Top five historical facts behind IDSDP
Top five historical facts behind IDSDP
A brief historical story behind the International Day of Sport for Development and Peace.
6 April commemorates sport and its role in working towards development and peace. However, the day has a lot of history behind it; here are some of the important steps.
The International Day of Sport for Development and Peace was set to coincide with the anniversary of birth of the modern Olympic Games in Athens, in 1896. The International Olympic Committee (IOC) has a long history of promoting the social benefits of sport and later had a role to play in the creation of the IDSDP, having advocated for it at the United Nations level.
Since that day in 1896, the IOC has added the Winter Olympics and Youth Olympics to its repertoire of events and the International Paralympic Committee and Special Olympics have been founded, providing the world’s largest events for people with physical and intellectual disabilities. These games promote inclusiveness in sport, an underlying message of the IDSDP.
The United Nations’ interest in sport can be traced back to before it was even founded. In 1922, the International Labour Organization and the International Olympic Committee signed a collaborative agreement. The initiative aimed to make sport more accessible to workers. It was one of the earliest steps in integrating sport with social objectives and international cooperation and, through this, other initiatives were born.
The United Nations was founded in 1945 and, in 1946, the ILO became its first specialised agency. The IOC-ILO partnership was later expanded to include other UN agencies. This included funding for sport projects and therefore more programmes.
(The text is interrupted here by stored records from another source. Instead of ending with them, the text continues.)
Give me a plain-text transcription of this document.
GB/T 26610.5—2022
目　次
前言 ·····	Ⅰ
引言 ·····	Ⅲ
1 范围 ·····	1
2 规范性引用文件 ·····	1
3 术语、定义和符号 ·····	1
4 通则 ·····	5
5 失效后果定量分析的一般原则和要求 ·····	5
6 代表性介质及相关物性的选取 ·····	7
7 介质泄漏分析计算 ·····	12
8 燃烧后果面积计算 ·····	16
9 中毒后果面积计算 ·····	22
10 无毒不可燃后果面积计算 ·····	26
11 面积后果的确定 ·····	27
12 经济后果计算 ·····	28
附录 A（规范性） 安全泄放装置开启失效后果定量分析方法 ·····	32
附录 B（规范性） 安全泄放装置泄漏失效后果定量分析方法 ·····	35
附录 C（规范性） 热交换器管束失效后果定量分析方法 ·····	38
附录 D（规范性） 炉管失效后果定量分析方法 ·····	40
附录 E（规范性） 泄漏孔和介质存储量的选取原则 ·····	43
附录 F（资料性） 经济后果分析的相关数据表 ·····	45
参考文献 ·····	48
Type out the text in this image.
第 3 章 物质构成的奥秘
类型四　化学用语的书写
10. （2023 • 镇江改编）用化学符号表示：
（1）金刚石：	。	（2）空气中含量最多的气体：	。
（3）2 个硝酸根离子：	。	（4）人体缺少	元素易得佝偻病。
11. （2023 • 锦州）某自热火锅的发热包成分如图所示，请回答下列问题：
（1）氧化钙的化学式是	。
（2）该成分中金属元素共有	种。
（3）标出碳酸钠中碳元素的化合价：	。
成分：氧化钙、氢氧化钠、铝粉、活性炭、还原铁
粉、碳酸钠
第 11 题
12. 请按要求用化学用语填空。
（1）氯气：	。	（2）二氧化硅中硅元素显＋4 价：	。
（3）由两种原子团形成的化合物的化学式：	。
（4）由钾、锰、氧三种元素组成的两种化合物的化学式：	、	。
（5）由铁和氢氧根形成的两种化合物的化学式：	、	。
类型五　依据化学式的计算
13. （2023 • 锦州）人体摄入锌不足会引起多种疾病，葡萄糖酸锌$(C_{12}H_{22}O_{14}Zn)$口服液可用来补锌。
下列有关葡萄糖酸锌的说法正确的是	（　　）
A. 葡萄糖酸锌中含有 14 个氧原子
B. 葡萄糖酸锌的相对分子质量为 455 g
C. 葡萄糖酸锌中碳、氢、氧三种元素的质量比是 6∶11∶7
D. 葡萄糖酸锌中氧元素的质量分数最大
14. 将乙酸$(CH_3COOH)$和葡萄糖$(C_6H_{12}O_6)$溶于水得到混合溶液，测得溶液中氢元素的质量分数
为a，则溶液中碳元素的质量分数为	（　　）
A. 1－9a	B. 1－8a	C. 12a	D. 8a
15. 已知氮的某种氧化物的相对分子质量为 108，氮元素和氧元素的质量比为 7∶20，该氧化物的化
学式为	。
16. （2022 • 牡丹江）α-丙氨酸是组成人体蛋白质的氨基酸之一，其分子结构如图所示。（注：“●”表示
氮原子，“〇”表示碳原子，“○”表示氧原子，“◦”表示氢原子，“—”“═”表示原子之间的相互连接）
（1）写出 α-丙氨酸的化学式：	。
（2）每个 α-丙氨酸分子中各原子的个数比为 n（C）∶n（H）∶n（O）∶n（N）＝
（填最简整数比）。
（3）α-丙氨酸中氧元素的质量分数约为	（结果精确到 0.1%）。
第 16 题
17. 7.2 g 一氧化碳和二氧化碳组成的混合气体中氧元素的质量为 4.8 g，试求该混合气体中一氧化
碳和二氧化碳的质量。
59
The concept of inclusion is fundamental to the growth of sport and development and, ultimately, the birth of the IDSDP. In 1978, the UNESCO International Charter of Physical Education and Sport described sport and physical activity as “fundamental right for all.”
A year later, the historic Convention on the Elimination of All Forms of Discrimination Against Women was adopted. It affirmed the right of women to be part of recreational activities, sports and all aspects of cultural life. From then on, the issue of gender inclusion has become a focal point, and efforts have been put in place to recognise the discrimination against women in sport.
These were major milestones in not only highlighting that sport can address social challenges but also admitting that there are social issues within sport itself.
The Millennium Development Goals (MDGs) established the first global action plan to eradicate some of the world’s most pressing issues. The MDGs did not mention sport, but they were introduced at a time when the notion that sport was a credible tool in development work was becoming more widespread. In 2001, the UN Secretary-General Kofi Annan appointed Adolf Ogi as the first Special Adviser on Sport for Development and Peace and the first high-level conferences on the topic took place in Magglingen, Switzerland, in 2003 and 2005.
By 2010, the number of organisations using sport in development had multiplied, with the international community working to show its contribution to the MDGs. In 2010, the United Nations Office on Sport for Development and Peace described sport as “a viable and practical tool to assist in the achievement of the MDGs. While sport does not have the capacity to tackle solely the MDGs, it can be very effective when part of a broad, holistic approach to addressing the MDG”.
This was a big step in realising the role in sport in health, education, child mortality, poverty and mental health.
On 23 August 2013, the United Nation proclaimed 6 April to be the International Day of Sport for Development and Peace. Resolution 67/296 stated:
“(The UN) invites States, the United Nations system and in particular the United Nations Office on Sport for Development and Peace, relevant international organizations, and international, regional and national sports organizations, civil society, including non-governmental organizations and the private sector, and all other relevant stakeholders to cooperate, observe and raise awareness of the International Day of Sport for Development and Peace".
The IDSDP has a five-year history of promoting justice, inclusion, equality and health through sport. More and more organisations have been part of this day and as the years go on, the movement gets bigger. The day should not be observed and forgotten, but should be a celebration of the all the accomplishments that took place throughout the year.